Dr. Linda Hall of San Mateo, California, posted that clients have been asking her to explain what their insurance covers and to write two invoices to separate insured and uninsured procedures. Other clients have asked her to fudge the name of certain exams or procedures so their insurance policy will cover them.
Hall said in an interview that she hasn't heard any clients complain in recent months about rising premiums. "But I used to hear people saying they would pay $50 or so per month, and now I'll hear people saying $200.”
The higher prices haven't acted as a deterrent, in Hall's experience. She's seen a surge of pet owners obtaining pet insurance since early this year. "People will have to get pet insurance," she said. "The local specialty hospital prices are exorbitant — about $2,000 a day for routine cases, and any surgeries are easily in the $10,000-and-up range."
Dr. Kathy Henderson, in Alta Loma, California, similarly has noticed specialists' fees rising, and recommends pet insurance to her clients. She doubts, however, that pet insurers will become as powerful as health insurers for humans. "There are just some clients that are never going to go the whole nine yards," she said, noting that they can choose to skip full workups, forgo treatment or select euthanasia.
Henderson said she's encountered a lot of unhappy pet insurance customers, not so much because their premiums have risen but because they've failed to read or understand their policy's fine print, and are shocked when they discover certain procedures aren't covered.
"I try to explain to people that pet insurance is for big problems; for when your pet winds up in emergency care and the bill is $7,000," she said. (Henderson insures her own pets — two cats and a dog — through Trupanion. Since 2020, her combined premium cost has gone from $126.93 to $159.94).
Kenney, the pet insurance blogger in Tennessee, also isn't alarmed about pet insurers becoming immensely powerful, at least not yet. "I can see the fear associated with that, but we're a long, long, long way from that ever happening, with only 3% penetration," he said.
Pet owners seeking pricing flexibility, Kenney said, can consider policies that allow them to downgrade terms such as deductibles and reimbursements.
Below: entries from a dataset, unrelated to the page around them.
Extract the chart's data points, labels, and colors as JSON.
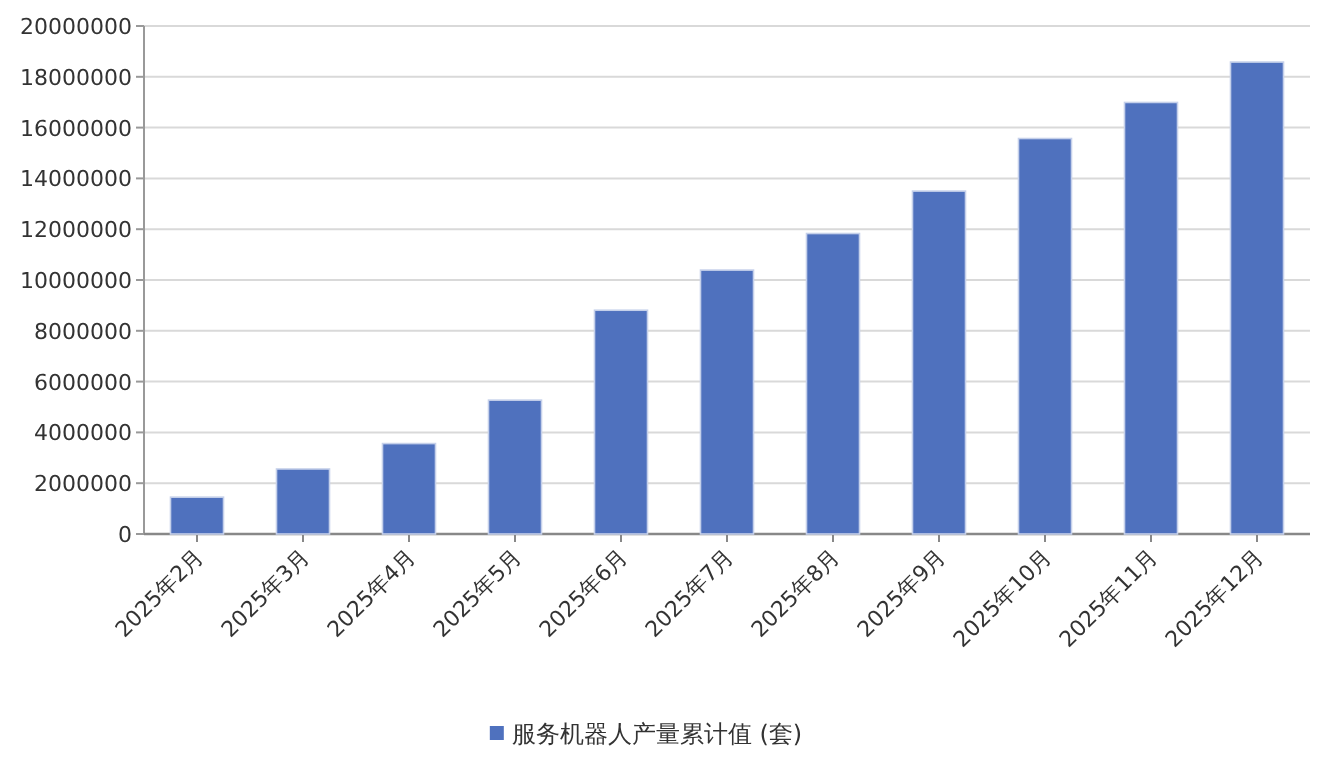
{
  "chart_data": {
    "type": "bar",
    "categories": [
      "2025年2月",
      "2025年3月",
      "2025年4月",
      "2025年5月",
      "2025年6月",
      "2025年7月",
      "2025年8月",
      "2025年9月",
      "2025年10月",
      "2025年11月",
      "2025年12月"
    ],
    "series": [
      {
        "name": "服务机器人产量累计值 (套)",
        "color": "#4f71be",
        "values": [
          1450000,
          2560000,
          3560000,
          5270000,
          8810000,
          10390000,
          11830000,
          13500000,
          15570000,
          16990000,
          18580000
        ]
      }
    ],
    "ylim": [
      0,
      20000000
    ],
    "yticks": [
      0,
      2000000,
      4000000,
      6000000,
      8000000,
      10000000,
      12000000,
      14000000,
      16000000,
      18000000,
      20000000
    ],
    "grid": "y",
    "legend": "bottom"
  }
}
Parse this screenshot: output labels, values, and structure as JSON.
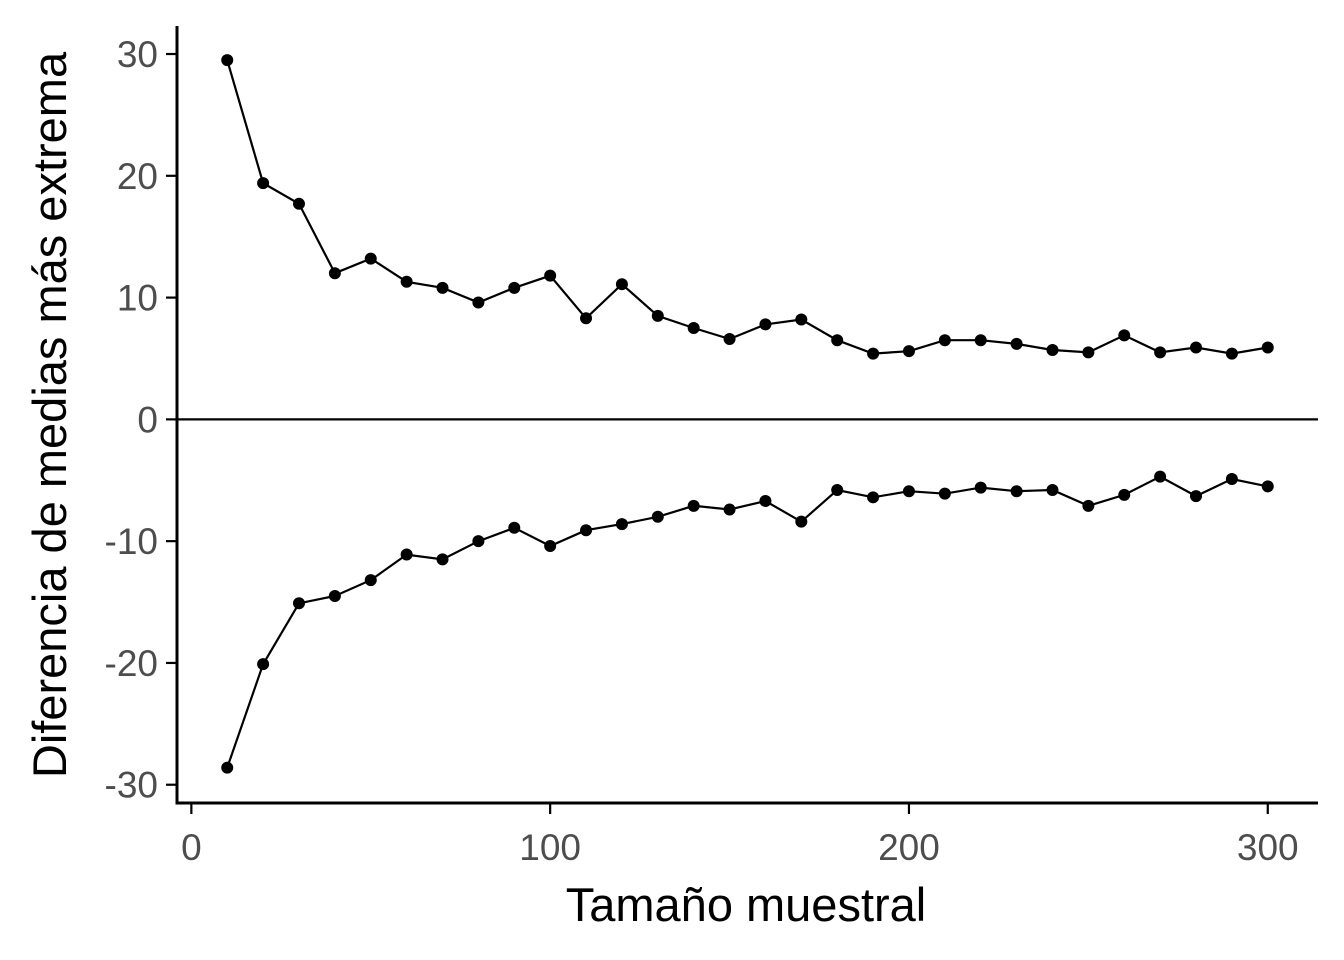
{
  "chart_data": {
    "type": "line",
    "xlabel": "Tamaño muestral",
    "ylabel": "Diferencia de medias más extrema",
    "xlim": [
      -4,
      314
    ],
    "ylim": [
      -31.5,
      32.3
    ],
    "x_ticks": [
      0,
      100,
      200,
      300
    ],
    "y_ticks": [
      -30,
      -20,
      -10,
      0,
      10,
      20,
      30
    ],
    "x_tick_labels": [
      "0",
      "100",
      "200",
      "300"
    ],
    "y_tick_labels": [
      "-30",
      "-20",
      "-10",
      "0",
      "10",
      "20",
      "30"
    ],
    "reference_line_y": 0,
    "grid": false,
    "color": "#000000",
    "x": [
      10,
      20,
      30,
      40,
      50,
      60,
      70,
      80,
      90,
      100,
      110,
      120,
      130,
      140,
      150,
      160,
      170,
      180,
      190,
      200,
      210,
      220,
      230,
      240,
      250,
      260,
      270,
      280,
      290,
      300
    ],
    "series": [
      {
        "values": [
          29.5,
          19.4,
          17.7,
          12.0,
          13.2,
          11.3,
          10.8,
          9.6,
          10.8,
          11.8,
          8.3,
          11.1,
          8.5,
          7.5,
          6.6,
          7.8,
          8.2,
          6.5,
          5.4,
          5.6,
          6.5,
          6.5,
          6.2,
          5.7,
          5.5,
          6.9,
          5.5,
          5.9,
          5.4,
          5.9
        ]
      },
      {
        "values": [
          -28.6,
          -20.1,
          -15.1,
          -14.5,
          -13.2,
          -11.1,
          -11.5,
          -10.0,
          -8.9,
          -10.4,
          -9.1,
          -8.6,
          -8.0,
          -7.1,
          -7.4,
          -6.7,
          -8.4,
          -5.8,
          -6.4,
          -5.9,
          -6.1,
          -5.6,
          -5.9,
          -5.8,
          -7.1,
          -6.2,
          -4.7,
          -6.3,
          -4.9,
          -5.5
        ]
      }
    ]
  }
}
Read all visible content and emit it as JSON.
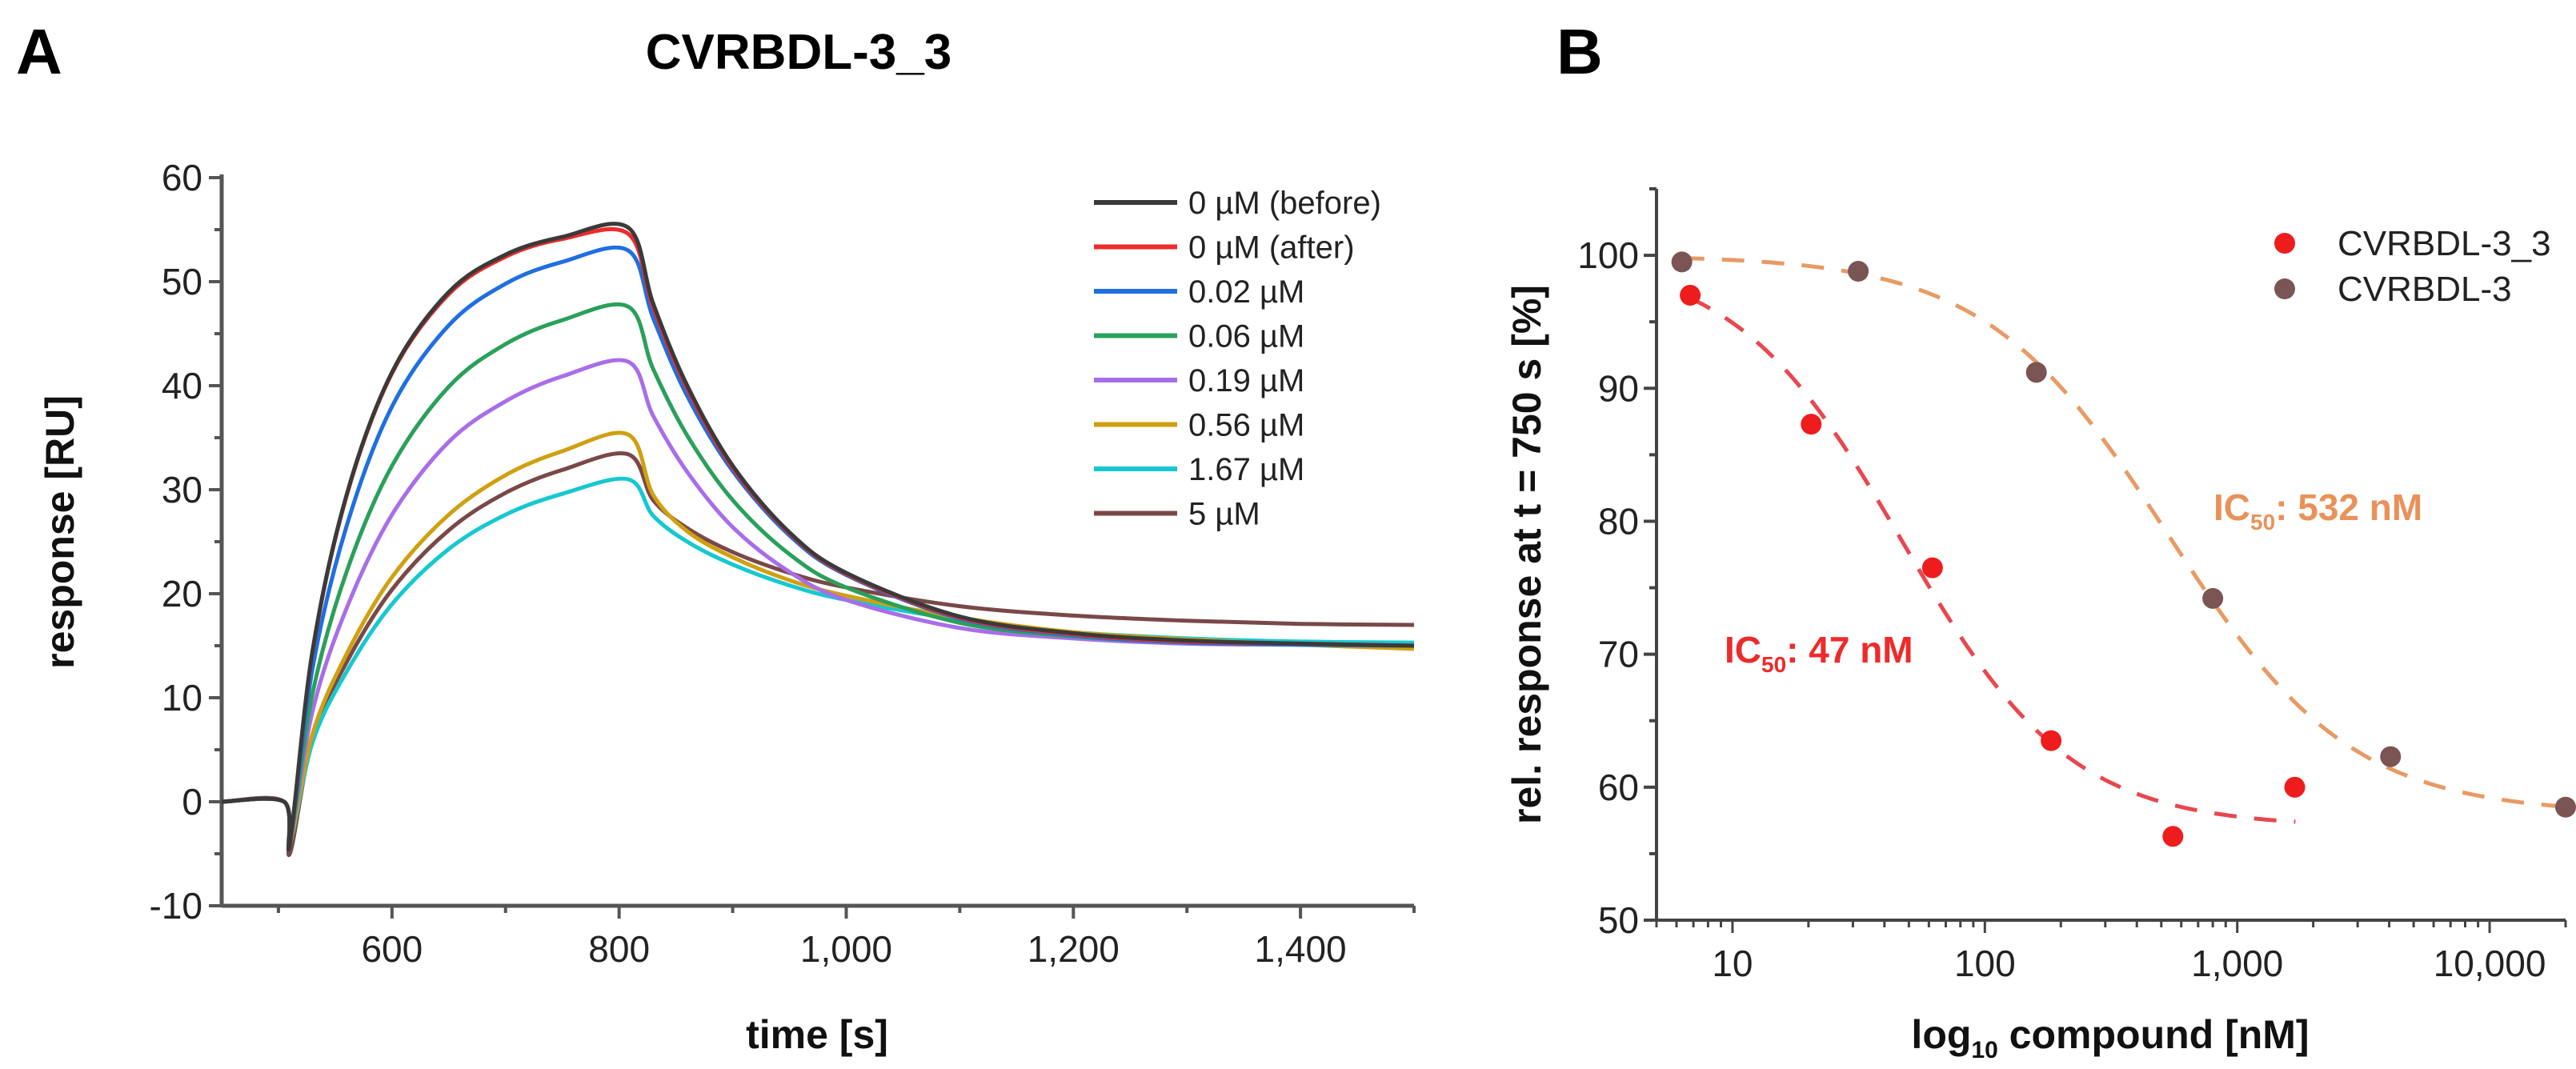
{
  "panels": {
    "a": "A",
    "b": "B"
  },
  "chart_data": [
    {
      "type": "line",
      "title": "CVRBDL-3_3",
      "xlabel": "time [s]",
      "ylabel": "response [RU]",
      "xlim": [
        450,
        1500
      ],
      "ylim": [
        -10,
        60
      ],
      "xticks": [
        600,
        800,
        1000,
        1200,
        1400
      ],
      "xtick_labels": [
        "600",
        "800",
        "1,000",
        "1,200",
        "1,400"
      ],
      "yticks": [
        -10,
        0,
        10,
        20,
        30,
        40,
        50,
        60
      ],
      "ytick_labels": [
        "-10",
        "0",
        "10",
        "20",
        "30",
        "40",
        "50",
        "60"
      ],
      "legend_position": "top-right",
      "x": [
        450,
        505,
        510,
        530,
        560,
        600,
        650,
        700,
        750,
        808,
        830,
        860,
        900,
        950,
        1000,
        1100,
        1200,
        1300,
        1400,
        1500
      ],
      "series": [
        {
          "name": "0 µM (before)",
          "color": "#3a3a3a",
          "values": [
            0,
            0,
            -4,
            14.5,
            29.5,
            41.3,
            49,
            52.6,
            54.3,
            55.2,
            47.9,
            40,
            32.3,
            25.9,
            22,
            17.8,
            16.2,
            15.5,
            15.2,
            15.0
          ]
        },
        {
          "name": "0 µM (after)",
          "color": "#ee2b2b",
          "values": [
            0,
            0,
            -4,
            14.4,
            29.4,
            41.2,
            48.8,
            52.4,
            54.1,
            54.6,
            47.5,
            39.7,
            32.1,
            25.8,
            21.9,
            17.7,
            16.1,
            15.4,
            15.2,
            15.0
          ]
        },
        {
          "name": "0.02 µM",
          "color": "#1f6fe0",
          "values": [
            0,
            0,
            -4,
            12.8,
            26.5,
            38,
            45.8,
            49.8,
            51.9,
            53,
            46.5,
            39,
            31.8,
            25.6,
            21.8,
            17.6,
            16,
            15.3,
            15.1,
            15.0
          ]
        },
        {
          "name": "0.06 µM",
          "color": "#2aa05a",
          "values": [
            0,
            0,
            -4,
            10.4,
            22.1,
            32.3,
            39.9,
            44,
            46.3,
            47.6,
            41.6,
            35.2,
            29,
            23.8,
            20.6,
            17.2,
            15.9,
            15.3,
            15.1,
            15.0
          ]
        },
        {
          "name": "0.19 µM",
          "color": "#a86ee8",
          "values": [
            0,
            0,
            -4,
            8.7,
            18.6,
            27.6,
            34.6,
            38.5,
            40.9,
            42.3,
            37.1,
            31.7,
            26.4,
            22.1,
            19.4,
            16.7,
            15.7,
            15.2,
            15.1,
            15.0
          ]
        },
        {
          "name": "0.56 µM",
          "color": "#d0a010",
          "values": [
            0,
            0,
            -4,
            6.5,
            14.2,
            21.6,
            27.6,
            31.4,
            33.7,
            35.3,
            29.5,
            26,
            23.5,
            21.3,
            19.8,
            17.7,
            16.3,
            15.6,
            15.1,
            14.7
          ]
        },
        {
          "name": "1.67 µM",
          "color": "#16c8d0",
          "values": [
            0,
            0,
            -4,
            5.7,
            12.5,
            19,
            24.3,
            27.6,
            29.6,
            31.0,
            27.5,
            25,
            22.8,
            20.8,
            19.4,
            17.5,
            16.3,
            15.7,
            15.4,
            15.3
          ]
        },
        {
          "name": "5 µM",
          "color": "#7a4848",
          "values": [
            0,
            0,
            -5,
            6.1,
            13.4,
            20.4,
            26.1,
            29.7,
            31.9,
            33.4,
            29,
            26.3,
            24,
            22,
            20.6,
            18.8,
            17.9,
            17.4,
            17.1,
            17.0
          ]
        }
      ]
    },
    {
      "type": "scatter",
      "xscale": "log",
      "xlabel": {
        "prefix": "log",
        "sub": "10",
        "suffix": " compound [nM]"
      },
      "ylabel": "rel. response at t = 750 s [%]",
      "xlim": [
        5,
        20000
      ],
      "ylim": [
        50,
        105
      ],
      "xticks": [
        10,
        100,
        1000,
        10000
      ],
      "xtick_labels": [
        "10",
        "100",
        "1,000",
        "10,000"
      ],
      "yticks": [
        50,
        60,
        70,
        80,
        90,
        100
      ],
      "ytick_labels": [
        "50",
        "60",
        "70",
        "80",
        "90",
        "100"
      ],
      "legend_position": "top-right",
      "series": [
        {
          "name": "CVRBDL-3_3",
          "color": "#ee1c1c",
          "fit_color": "#e8474f",
          "x": [
            6.8,
            20.5,
            62,
            183,
            556,
            1690
          ],
          "y": [
            97,
            87.3,
            76.5,
            63.5,
            56.3,
            60
          ],
          "fit": {
            "top": 100,
            "bottom": 57,
            "ic50": 47,
            "hill": 1.3,
            "xrange": [
              6.8,
              1700
            ]
          },
          "annotation": {
            "prefix": "IC",
            "sub": "50",
            "suffix": ": 47 nM"
          }
        },
        {
          "name": "CVRBDL-3",
          "color": "#7b5454",
          "fit_color": "#e89a64",
          "x": [
            6.3,
            31.5,
            160,
            800,
            4050,
            20000
          ],
          "y": [
            99.5,
            98.8,
            91.2,
            74.2,
            62.3,
            58.5
          ],
          "fit": {
            "top": 100,
            "bottom": 58,
            "ic50": 532,
            "hill": 1.2,
            "xrange": [
              6.3,
              20000
            ]
          },
          "annotation": {
            "prefix": "IC",
            "sub": "50",
            "suffix": ": 532 nM"
          }
        }
      ]
    }
  ]
}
For instance, a pet owner who's prepared to pay a higher deductible — the amount paid before the insurer picks up the tab — of, say, $1,000, could get a lower premium in exchange. Setting up a dedicated savings account, he added, might allow pet owners to pay for more out-of-pocket and downgrade coverage as needed.
He also advises pet owners to pick insurance that covers common conditions that could affect their pet, rather than shopping on price. Wilkerson makes a similar point, using automobile insurance as an analogy.
"If car insurance was structured like pet insurance, it would be 'We cover the back half of the car but we don't cover the front half, and if you want the headlights covered, it's an additional $7,' " she said. "Pet owners really need to educate themselves before they buy a policy."
Correction: Dr. Frances Wilkerson said takeover deals can trigger a change in an insurance company’s underwriter. A previous version of this story incorrectly used the term reinsurer.